4.      Weder die Verordnung Nr. 207/2009 über die Gemeinschaftsmarke noch die Verordnung Nr. 2868/95 zur Durchführung der Verordnung Nr. 40/94 sehen ein besonderes Verfahren für den Fall vor, dass eine Entscheidung vom Gericht aufgehoben und an eine der Beschwerdekammern zurückverwiesen wird, und demzufolge besteht keine Pflicht, die betroffenen Parteien erneut anzuhören. Eine solche Pflicht könnte sich lediglich aus dem in Art. 75 Satz 2 der Verordnung Nr. 207/2009 verankerten allgemeinen gemeinschaftsrechtlichen Grundsatz der Wahrung der Verteidigungsrechte ergeben.

Art. 75 Satz 2 der genannten Verordnung schreibt jedoch keineswegs vor, dass die Klägerin, nachdem eine Entscheidung der Beschwerdekammer vom Gericht aufgehoben wurde, nach Wiedereröffnung des Verfahrens vor dem Harmonisierungsamt für den Binnenmarkt (Marken, Muster und Modelle) erneut aufzufordern wäre, sich zu den rechtlichen und tatsächlichen Gesichtspunkten, zu denen sie bereits im Rahmen des vorher durchgeführten schriftlichen Verfahrens jede Gelegenheit hatte, Stellung zu nehmen, zu äußern, da der Vorgang von der Beschwerdekammer unverändert wiederaufgenommen wurde.

(vgl. Randnrn. 83-84)

5.      Nach Art. 75 Satz 1 der Verordnung Nr. 207/2009 über die Gemeinschaftsmarke sind die Entscheidungen des Harmonisierungsamtes für den Binnenmarkt (Marken, Muster und Modelle) mit Gründen zu versehen. Diese Verpflichtung hat den gleichen Umfang wie die aus Art. 253 EG, und ihr Ziel besteht darin, den Beteiligten zu ermöglichen, sich über die Gründe für die erlassene Maßnahme zu unterrichten, damit sie ihre Rechte verteidigen können, und es außerdem dem Unionsrichter zu ermöglichen, die Rechtmäßigkeit der Entscheidung zu überprüfen.
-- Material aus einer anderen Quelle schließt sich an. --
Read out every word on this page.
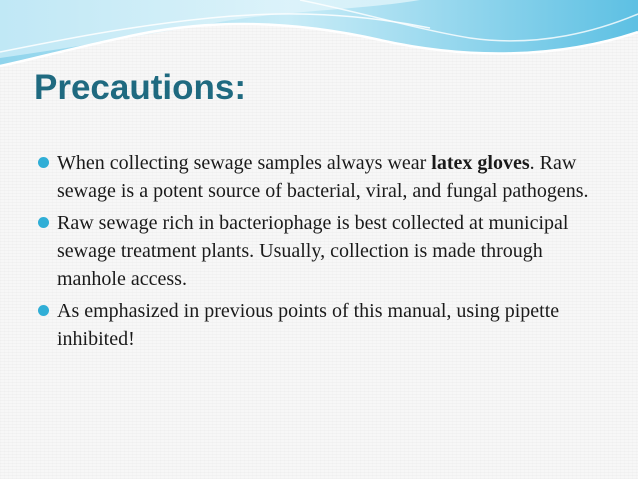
Precautions:
When collecting sewage samples always wear latex gloves. Raw sewage is a potent source of bacterial, viral, and fungal pathogens.
Raw sewage rich in bacteriophage is best collected at municipal sewage treatment plants. Usually, collection is made through manhole access.
As emphasized in previous points of this manual, using pipette inhibited!
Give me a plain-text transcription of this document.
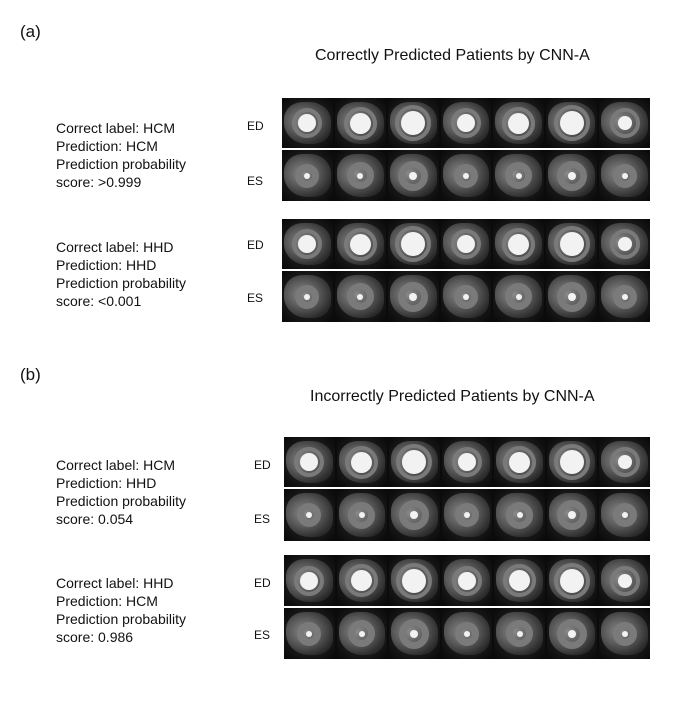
(a)
Correctly Predicted Patients by CNN-A
Correct label: HCM
Prediction: HCM
Prediction probability
score: >0.999
ED
ES
Correct label: HHD
Prediction: HHD
Prediction probability
score: <0.001
ED
ES
(b)
Incorrectly Predicted Patients by CNN-A
Correct label: HCM
Prediction: HHD
Prediction probability
score: 0.054
ED
ES
Correct label: HHD
Prediction: HCM
Prediction probability
score: 0.986
ED
ES
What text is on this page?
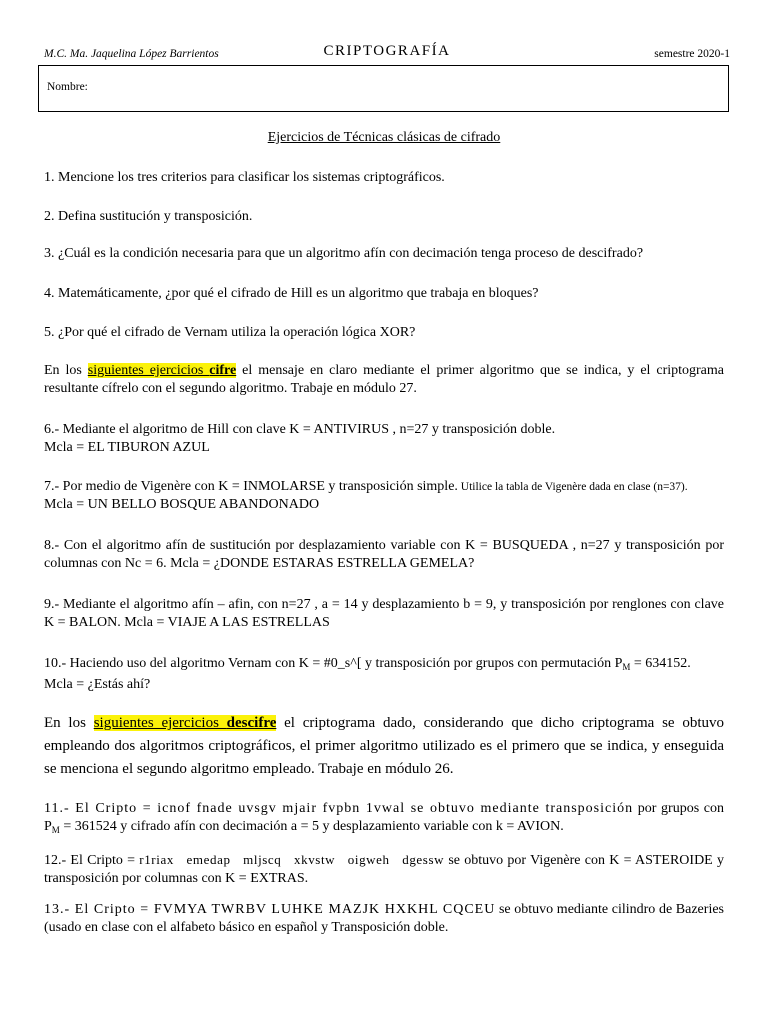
M.C. Ma. Jaquelina López Barrientos	CRIPTOGRAFÍA	semestre 2020-1
Nombre:
Ejercicios de Técnicas clásicas de cifrado
1. Mencione los tres criterios para clasificar los sistemas criptográficos.
2. Defina sustitución y transposición.
3. ¿Cuál es la condición necesaria para que un algoritmo afín con decimación tenga proceso de descifrado?
4. Matemáticamente, ¿por qué el cifrado de Hill es un algoritmo que trabaja en bloques?
5. ¿Por qué el cifrado de Vernam utiliza la operación lógica XOR?
En los siguientes ejercicios cifre el mensaje en claro mediante el primer algoritmo que se indica, y el criptograma resultante cífrelo con el segundo algoritmo. Trabaje en módulo 27.
6.- Mediante el algoritmo de Hill con clave K = ANTIVIRUS , n=27 y transposición doble.
Mcla = EL TIBURON AZUL
7.- Por medio de Vigenère con K = INMOLARSE y transposición simple. Utilice la tabla de Vigenère dada en clase (n=37).
Mcla = UN BELLO BOSQUE ABANDONADO
8.- Con el algoritmo afín de sustitución por desplazamiento variable con K = BUSQUEDA , n=27 y transposición por columnas con Nc = 6. Mcla = ¿DONDE ESTARAS ESTRELLA GEMELA?
9.- Mediante el algoritmo afín – afin, con n=27 , a = 14 y desplazamiento b = 9, y transposición por renglones con clave K = BALON. Mcla = VIAJE A LAS ESTRELLAS
10.- Haciendo uso del algoritmo Vernam con K = #0_s^[ y transposición por grupos con permutación $P_M = 634152$.
Mcla = ¿Estás ahí?
En los siguientes ejercicios descifre el criptograma dado, considerando que dicho criptograma se obtuvo empleando dos algoritmos criptográficos, el primer algoritmo utilizado es el primero que se indica, y enseguida se menciona el segundo algoritmo empleado. Trabaje en módulo 26.
11.- El Cripto = icnof fnade uvsgv mjair fvpbn 1vwal se obtuvo mediante transposición por grupos con $P_M = 361524$ y cifrado afín con decimación a = 5 y desplazamiento variable con k = AVION.
12.- El Cripto = r1riax emedap mljscq xkvstw oigweh dgessw se obtuvo por Vigenère con K = ASTEROIDE y transposición por columnas con K = EXTRAS.
13.- El Cripto = FVMYA TWRBV LUHKE MAZJK HXKHL CQCEU se obtuvo mediante cilindro de Bazeries (usado en clase con el alfabeto básico en español y Transposición doble.
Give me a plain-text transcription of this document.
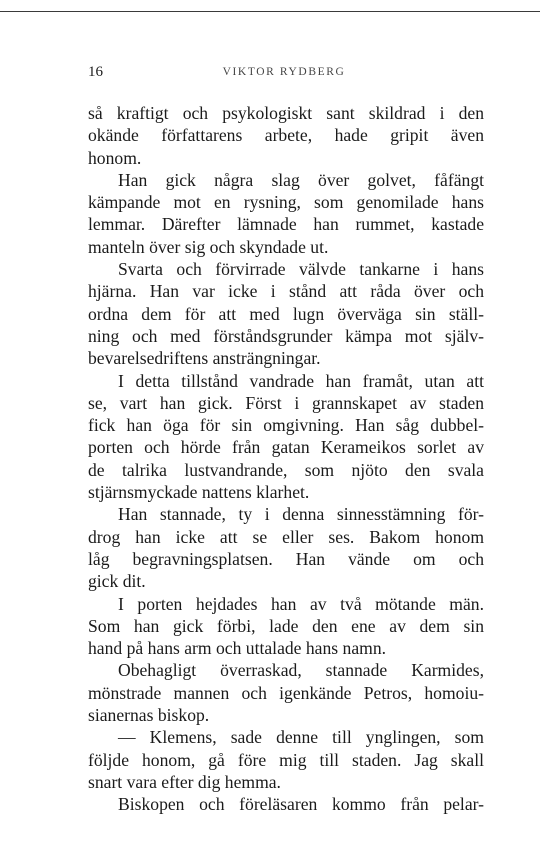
16	VIKTOR RYDBERG
så kraftigt och psykologiskt sant skildrad i den
okände författarens arbete, hade gripit även
honom.
Han gick några slag över golvet, fåfängt
kämpande mot en rysning, som genomilade hans
lemmar. Därefter lämnade han rummet, kastade
manteln över sig och skyndade ut.
Svarta och förvirrade välvde tankarne i hans
hjärna. Han var icke i stånd att råda över och
ordna dem för att med lugn överväga sin ställ-
ning och med förståndsgrunder kämpa mot själv-
bevarelsedriftens ansträngningar.
I detta tillstånd vandrade han framåt, utan att
se, vart han gick. Först i grannskapet av staden
fick han öga för sin omgivning. Han såg dubbel-
porten och hörde från gatan Kerameikos sorlet av
de talrika lustvandrande, som njöto den svala
stjärnsmyckade nattens klarhet.
Han stannade, ty i denna sinnesstämning för-
drog han icke att se eller ses. Bakom honom
låg begravningsplatsen. Han vände om och
gick dit.
I porten hejdades han av två mötande män.
Som han gick förbi, lade den ene av dem sin
hand på hans arm och uttalade hans namn.
Obehagligt överraskad, stannade Karmides,
mönstrade mannen och igenkände Petros, homoiu-
sianernas biskop.
— Klemens, sade denne till ynglingen, som
följde honom, gå före mig till staden. Jag skall
snart vara efter dig hemma.
Biskopen och föreläsaren kommo från pelar-
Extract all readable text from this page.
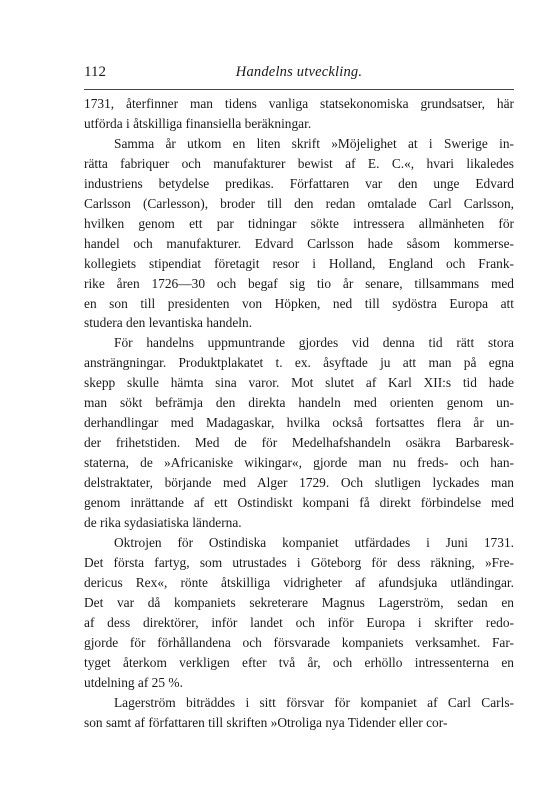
112	Handelns utveckling.
1731, återfinner man tidens vanliga statsekonomiska grundsatser, här
utförda i åtskilliga finansiella beräkningar.
Samma år utkom en liten skrift »Möjelighet at i Swerige in-
rätta fabriquer och manufakturer bewist af E. C.«, hvari likaledes
industriens betydelse predikas. Författaren var den unge Edvard
Carlsson (Carlesson), broder till den redan omtalade Carl Carlsson,
hvilken genom ett par tidningar sökte intressera allmänheten för
handel och manufakturer. Edvard Carlsson hade såsom kommerse-
kollegiets stipendiat företagit resor i Holland, England och Frank-
rike åren 1726—30 och begaf sig tio år senare, tillsammans med
en son till presidenten von Höpken, ned till sydöstra Europa att
studera den levantiska handeln.
För handelns uppmuntrande gjordes vid denna tid rätt stora
ansträngningar. Produktplakatet t. ex. åsyftade ju att man på egna
skepp skulle hämta sina varor. Mot slutet af Karl XII:s tid hade
man sökt befrämja den direkta handeln med orienten genom un-
derhandlingar med Madagaskar, hvilka också fortsattes flera år un-
der frihetstiden. Med de för Medelhafshandeln osäkra Barbaresk-
staterna, de »Africaniske wikingar«, gjorde man nu freds- och han-
delstraktater, börjande med Alger 1729. Och slutligen lyckades man
genom inrättande af ett Ostindiskt kompani få direkt förbindelse med
de rika sydasiatiska länderna.
Oktrojen för Ostindiska kompaniet utfärdades i Juni 1731.
Det första fartyg, som utrustades i Göteborg för dess räkning, »Fre-
dericus Rex«, rönte åtskilliga vidrigheter af afundsjuka utländingar.
Det var då kompaniets sekreterare Magnus Lagerström, sedan en
af dess direktörer, inför landet och inför Europa i skrifter redo-
gjorde för förhållandena och försvarade kompaniets verksamhet. Far-
tyget återkom verkligen efter två år, och erhöllo intressenterna en
utdelning af 25 %.
Lagerström biträddes i sitt försvar för kompaniet af Carl Carls-
son samt af författaren till skriften »Otroliga nya Tidender eller cor-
Die Frage, ob die Begründung einer Entscheidung diesen Anforderungen genügt, ist nicht nur im Hinblick auf ihren Wortlaut zu entscheiden, sondern auch anhand ihres Kontexts sowie sämtlicher Rechtsvorschriften, die das betreffende Gebiet regeln.

Jedoch kann von den Beschwerdekammern auch nicht verlangt werden, bei ihren Ausführungen alle von den Verfahrensbeteiligten vorgetragenen Argumente nacheinander erschöpfend zu behandeln. Die Begründung kann auch implizit erfolgen, sofern sie es den Betroffenen ermöglicht, die Gründe für die Entscheidung der Beschwerdekammer zu erfahren, und dem zuständigen Gericht ausreichende Angaben an die Hand gibt, damit es seine Kontrolle wahrnehmen kann.